A scientific expedition has discovered 60 new species, including frogs, snakes and fish, in the least accessible jungle region of southeastern Suriname, South America, Conservation International says.


A team of biologists from several countries explored remote areas of Suriname where there is no human presence and came across dozens of species native to that area which have never been catalogued before.

The expedition was undertaken during 2012 in the thinly-populated country north of Brazil and bounded by Guyana, French Guiana and the Atlantic Ocean. It included a team of 16 scientists participating in a Conservation International program.

The scientists’ work resulted in the discovery of 60 completely new species, including six types of frogs, one snake, 11 types of fish and a number of insects.

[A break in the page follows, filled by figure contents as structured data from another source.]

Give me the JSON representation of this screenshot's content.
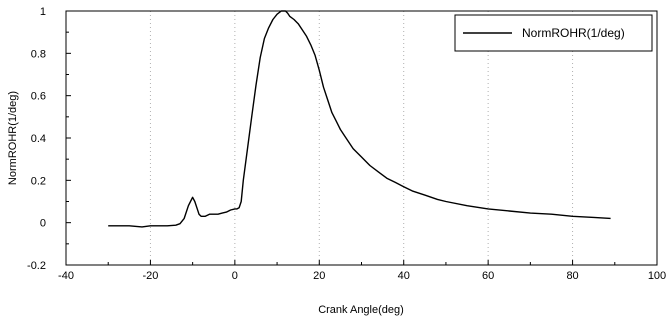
{
  "chart_data": {
    "type": "line",
    "title": "",
    "xlabel": "Crank Angle(deg)",
    "ylabel": "NormROHR(1/deg)",
    "xlim": [
      -40,
      100
    ],
    "ylim": [
      -0.2,
      1
    ],
    "x_ticks": [
      -40,
      -20,
      0,
      20,
      40,
      60,
      80,
      100
    ],
    "x_tick_labels": [
      "-40",
      "-20",
      "0",
      "20",
      "40",
      "60",
      "80",
      "100"
    ],
    "y_ticks": [
      -0.2,
      0,
      0.2,
      0.4,
      0.6,
      0.8,
      1
    ],
    "y_tick_labels": [
      "-0.2",
      "0",
      "0.2",
      "0.4",
      "0.6",
      "0.8",
      "1"
    ],
    "grid": "vertical dotted lines at x ticks",
    "legend_position": "top-right",
    "colors": {
      "line": "#000000",
      "grid": "#b0b0b0",
      "background": "#ffffff"
    },
    "series": [
      {
        "name": "NormROHR(1/deg)",
        "x": [
          -30,
          -25,
          -22,
          -20,
          -18,
          -16,
          -14,
          -13,
          -12,
          -11,
          -10,
          -9.5,
          -9,
          -8.5,
          -8,
          -7,
          -6,
          -5,
          -4,
          -3,
          -2,
          -1,
          0,
          0.5,
          1,
          1.5,
          2,
          3,
          4,
          5,
          6,
          7,
          8,
          9,
          10,
          11,
          12,
          12.5,
          13,
          14,
          15,
          16,
          17,
          18,
          19,
          20,
          21,
          22,
          23,
          24,
          25,
          26,
          28,
          30,
          32,
          34,
          36,
          38,
          40,
          42,
          45,
          48,
          50,
          55,
          60,
          65,
          70,
          75,
          80,
          85,
          89
        ],
        "y": [
          -0.015,
          -0.015,
          -0.02,
          -0.015,
          -0.015,
          -0.015,
          -0.012,
          -0.005,
          0.02,
          0.08,
          0.12,
          0.1,
          0.07,
          0.04,
          0.03,
          0.03,
          0.04,
          0.04,
          0.04,
          0.045,
          0.05,
          0.06,
          0.065,
          0.065,
          0.07,
          0.1,
          0.2,
          0.35,
          0.5,
          0.65,
          0.78,
          0.87,
          0.92,
          0.96,
          0.985,
          1.0,
          1.0,
          0.99,
          0.975,
          0.96,
          0.94,
          0.91,
          0.88,
          0.84,
          0.79,
          0.72,
          0.64,
          0.58,
          0.52,
          0.48,
          0.44,
          0.41,
          0.35,
          0.31,
          0.27,
          0.24,
          0.21,
          0.19,
          0.17,
          0.15,
          0.13,
          0.11,
          0.1,
          0.08,
          0.065,
          0.055,
          0.045,
          0.04,
          0.03,
          0.025,
          0.02
        ]
      }
    ]
  }
}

The discoveries were made in the upper basin of the Palumeu River where, for example, the team reported the existence of the “cocoa frog”, a chocolate-coloured arboreal species that is helped by the rounded shape of its fingers to position itself in the treetops.

Another of the more noteworthy finds of the expedition was that of a small Lilliputian beetle just 2.3 millimetres long. It is considered to be, probably, the second-smallest such insect in South America with antennae that allow it to sense smells from a great distance away.

Suriname contains 25 per cent of the world’s rainforests and 95 per cent of its territory is unspoiled jungle, Conservation International said.

The organisation has worked with Suriname’s government for more than 20 years to protect its most important asset: the rainforest with its astounding biodiversity.